Figure 4: Drop the cube into a symmetry object, adjust the mirror plane to XY and viola!

Finally, the symmetry object containing the cube is dropped into a hypernurbs object, which automatically subdivides the geometry interactively to create organic forms; points and polygons can be weighted to adjust the influence the hypernurbs object has on the mesh.

Figure 5: The basic cube shifted so one edge aligns with the XY axis, dropped in a symmetry object

which is then dropped into a hypernurbs object.

Figure 6: The hierarchy of the basic starting mesh.

The hypernurbs and symmetry object can be turned off and on to help with modelling and previewing and you'll find yourself doing this constantly as the model progresses.

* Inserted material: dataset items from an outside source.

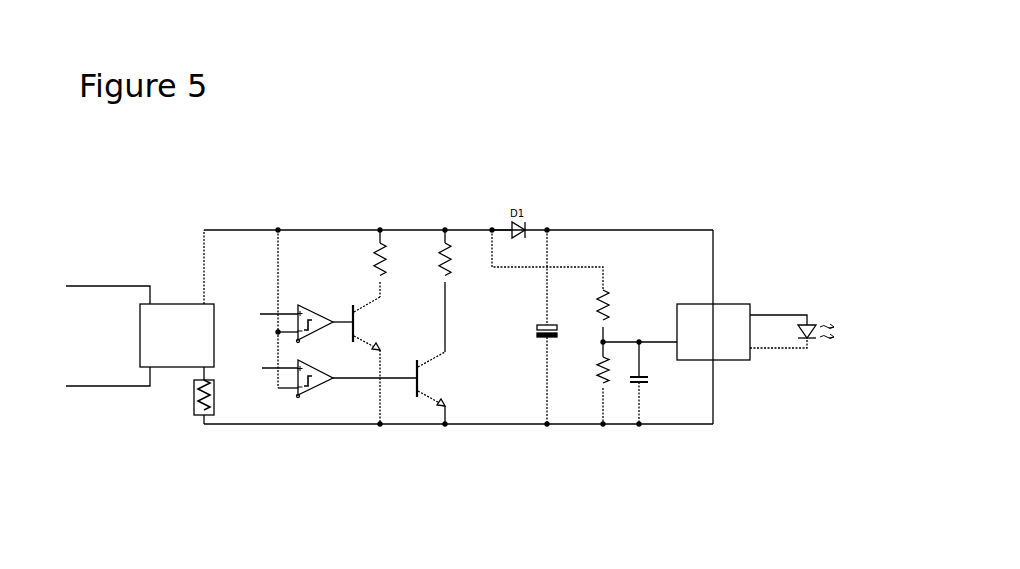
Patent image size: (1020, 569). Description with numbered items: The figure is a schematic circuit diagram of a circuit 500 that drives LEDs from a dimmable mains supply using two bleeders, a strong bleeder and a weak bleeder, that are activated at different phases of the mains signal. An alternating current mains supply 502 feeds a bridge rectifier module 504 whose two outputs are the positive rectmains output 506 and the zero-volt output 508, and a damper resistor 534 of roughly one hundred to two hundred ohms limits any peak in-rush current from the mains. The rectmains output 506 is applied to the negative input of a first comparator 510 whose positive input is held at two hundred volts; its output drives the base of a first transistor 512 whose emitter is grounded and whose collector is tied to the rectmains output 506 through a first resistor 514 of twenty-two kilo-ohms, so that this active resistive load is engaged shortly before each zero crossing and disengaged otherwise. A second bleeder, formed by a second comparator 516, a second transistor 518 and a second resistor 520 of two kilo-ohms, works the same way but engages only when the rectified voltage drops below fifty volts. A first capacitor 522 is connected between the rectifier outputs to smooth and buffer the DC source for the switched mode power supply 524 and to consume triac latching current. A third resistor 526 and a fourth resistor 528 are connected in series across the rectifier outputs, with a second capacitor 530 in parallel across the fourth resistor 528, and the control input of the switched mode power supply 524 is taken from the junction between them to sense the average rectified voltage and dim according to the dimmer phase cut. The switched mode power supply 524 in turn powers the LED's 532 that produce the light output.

The circuit 500 is at (578, 106).
The alternating current mains supply 502 is at (74, 271).
The bridge rectifier module 504 is at (180, 367).
The rectmains output 506 is at (230, 230).
The 0V output 508 is at (265, 424).
The first comparator 510 is at (297, 303).
The first transistor 512 is at (368, 350).
The resistor R1 514 is at (372, 262).
The second comparator 516 is at (317, 385).
The second transistor 518 is at (437, 407).
The resistor R2 520 is at (447, 243).
The capacitor C1 522 is at (548, 323).
The switched mode power supply 524 is at (733, 304).
The resistor R3 526 is at (603, 292).
The resistor R4 528 is at (597, 388).
The capacitor C2 530 is at (631, 383).
The LED's 532 is at (823, 372).
The damper resistor 534 is at (200, 410).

The technique I use for modelling is very simple. Extrude a polygon, adjust the points, extrude another and so on. Starting from this five-sided cube (remember we deleted the poly that is flush to the sagittal plane) we can create any shape we want. In the case of virtually all models including our dinosaur we want to rough out the body shape before we start getting to involved in detail. This basic rule of thumb, start simple and refine down gradually, and this needs some careful forward planning. Our dinosaur is basically one large, complicated shape and our mesh will end up as one large, complicated shape too. So we don't get lost, we need to pay close attention to the anatomy of our subject. We need to allow for the head and it's appendages, the limbs and their morphology and such details as the number of toes, the shape of the tail and so on. Where do the legs join onto the body? How does the neck articulate? How does the tail move? Think of these things before you start and the whole mesh as being divided down into ever smaller boxes and that's pretty much how the modelling process for this stage works.

Figure 6: Roughing out the body shape. This is the very basis of the model. I've extruded more

polygons from the original cube we started with and have begun to form the shape of the head,

body and tail. You can see I've not adjusted the Z co-ordinates at all, at this stage I'm only interested in

roughing out the form along the X and Y axes. The highlighted polygon will be where the shoulder

and front leg of the animal will be modelled.

So that's the start. Check out online tutorials for your specific modelling application for other techniques that will be of use as you progress, but remember the mesh has to be a single object, preferably made of polygons. Be thrifty in your use of polygons as we want to keep the polygon count as low as possible as they will soon mount up, and if we want to animate then lots of polygons could be problematic.

One more thing - don't move the points on any of the polygons on the X/Y axis (the sagittal plane) of the model, as this will create gaps in the symmetry later on, and you final model will have holes. Keep checking everything's in order by flicking on the symmetry and hypernurbs as you work, and correct any errors as you go along - do not leave them for later or you might get in one awful muddle.